Case name & citation: Phipps v Rochester Corporation (1955) 1 QB 450
Year of the case: 1955
Jurisdiction: England and Wales, UK law
The learned judge: Devlin J.
What is the case about?
This case talks about the liability of an occupier towards children.
The obligation of occupiers towards children:
An occupier of premises or of other structures such as ships, vehicles, etc. holds an obligation towards the persons who enter those premises in respect of their personal safety as well as the safety of their property there. And especially for obligation towards children, the Occupiers Liability Act of 1957 says that an occupier must be prepared for the children to be less careful than adults. Therefore, he has to make sure that the premises are safe for all visitors including children. However, if the premises are not of a nature that may be suitable for very young children, the law also allows an occupier to presume that children of tender age would be accompanied by an adult to look after them. The case of Phipps v Rochester Corporation is one such example where the law relies on this presumption.
Facts of the case (Phipps v Rochester Corporation)
The plaintiff was only a five-year-old child. He, with his sister aged seven, went to an open space on a building site belonging to the defendants. It was in the process of being developed with some building work going on.
The plaintiff fell down in an open trench there and broke his leg.
They used to play there often with other children and the defendants had done nothing to warn the children away.
Can the defendants be held liable for the injury suffered by the plaintiff?

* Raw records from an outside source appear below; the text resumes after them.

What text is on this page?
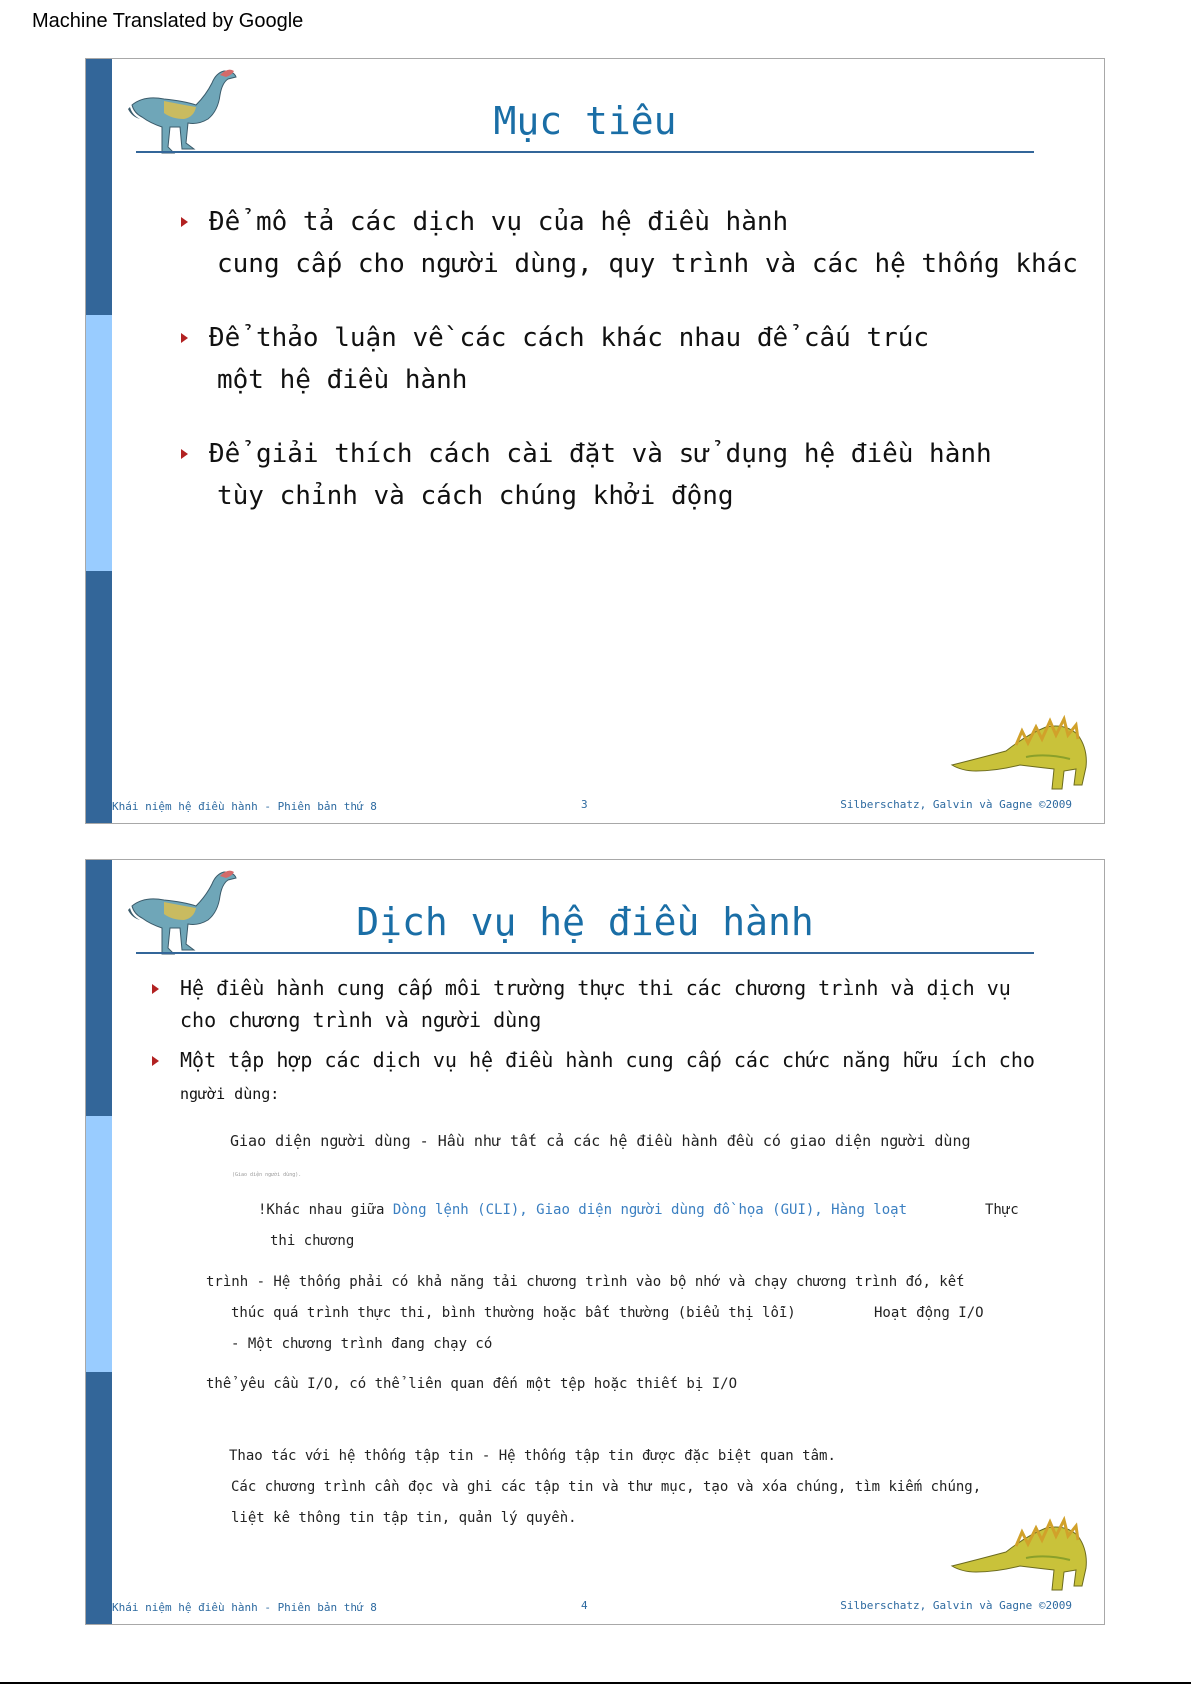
Machine Translated by Google
Mục tiêu
Để mô tả các dịch vụ của hệ điều hành
cung cấp cho người dùng, quy trình và các hệ thống khác
Để thảo luận về các cách khác nhau để cấu trúc
một hệ điều hành
Để giải thích cách cài đặt và sử dụng hệ điều hành
tùy chỉnh và cách chúng khởi động
Khái niệm hệ điều hành - Phiên bản thứ 8	3	Silberschatz, Galvin và Gagne ©2009
Dịch vụ hệ điều hành
Hệ điều hành cung cấp môi trường thực thi các chương trình và dịch vụ
cho chương trình và người dùng
Một tập hợp các dịch vụ hệ điều hành cung cấp các chức năng hữu ích cho
người dùng:
Giao diện người dùng - Hầu như tất cả các hệ điều hành đều có giao diện người dùng
(Giao diện người dùng).
!Khác nhau giữa Dòng lệnh (CLI), Giao diện người dùng đồ họa (GUI), Hàng loạt	Thực
thi chương
trình - Hệ thống phải có khả năng tải chương trình vào bộ nhớ và chạy chương trình đó, kết
thúc quá trình thực thi, bình thường hoặc bất thường (biểu thị lỗi)	Hoạt động I/O
- Một chương trình đang chạy có
thể yêu cầu I/O, có thể liên quan đến một tệp hoặc thiết bị I/O
Thao tác với hệ thống tập tin - Hệ thống tập tin được đặc biệt quan tâm.
Các chương trình cần đọc và ghi các tập tin và thư mục, tạo và xóa chúng, tìm kiếm chúng,
liệt kê thông tin tập tin, quản lý quyền.
Khái niệm hệ điều hành - Phiên bản thứ 8	4	Silberschatz, Galvin và Gagne ©2009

To what extent is the occupier liable for injury caused to very young children?
Judgement in “Phipps v Rochester Corporation”
The defendants were not held liable. It was observed that there was no reason to assume that children of small age will be allowed to wander over the site without being accompanied by a proper guardian.
It was decided that the occupiers of the land were not liable, because the parents should have been taking care of the child. Occupiers are entitled to expect that “very young children” are accompanied by a responsible adult when visiting their facilities so that they do not get into obvious dangers.
But it should be remembered that this rule shall not apply to a case where it is in the knowledge of the occupier that little children are permitted to go unaccompanied by their parents in the belief that they would be safe, for example, to a recognized playground.
A similar case
The reasoning laid down in Phipps v Rochester Corporation was also used in Simkiss v Rhondda BC (1983). In that case, a seven-year-old child fell from a slope opposite the flats where she lived. Her father had permitted her to picnic there since he thought the slope was not unsafe. The children were able to slide down the slope while sitting on a blanket, and this is how the accident occurred.
Nonetheless, the Court of Appeal determined that the local authority was not liable. It could not be maintained that the defendants should consider the place dangerous since the child’s father himself did not consider it to be dangerous.
Despite these two cases, there have been many instances in which the courts have been very considerate towards child trespassers, and it is somewhat rare nowadays for a court to determine that there is no liability on the part of an occupier towards children on the grounds that their parents should have been caring for them. Nevertheless, the Courts always assess the facts and circumstances of each case before determining whether or not an occupier is liable.
And, as a general rule, children should always be supervised.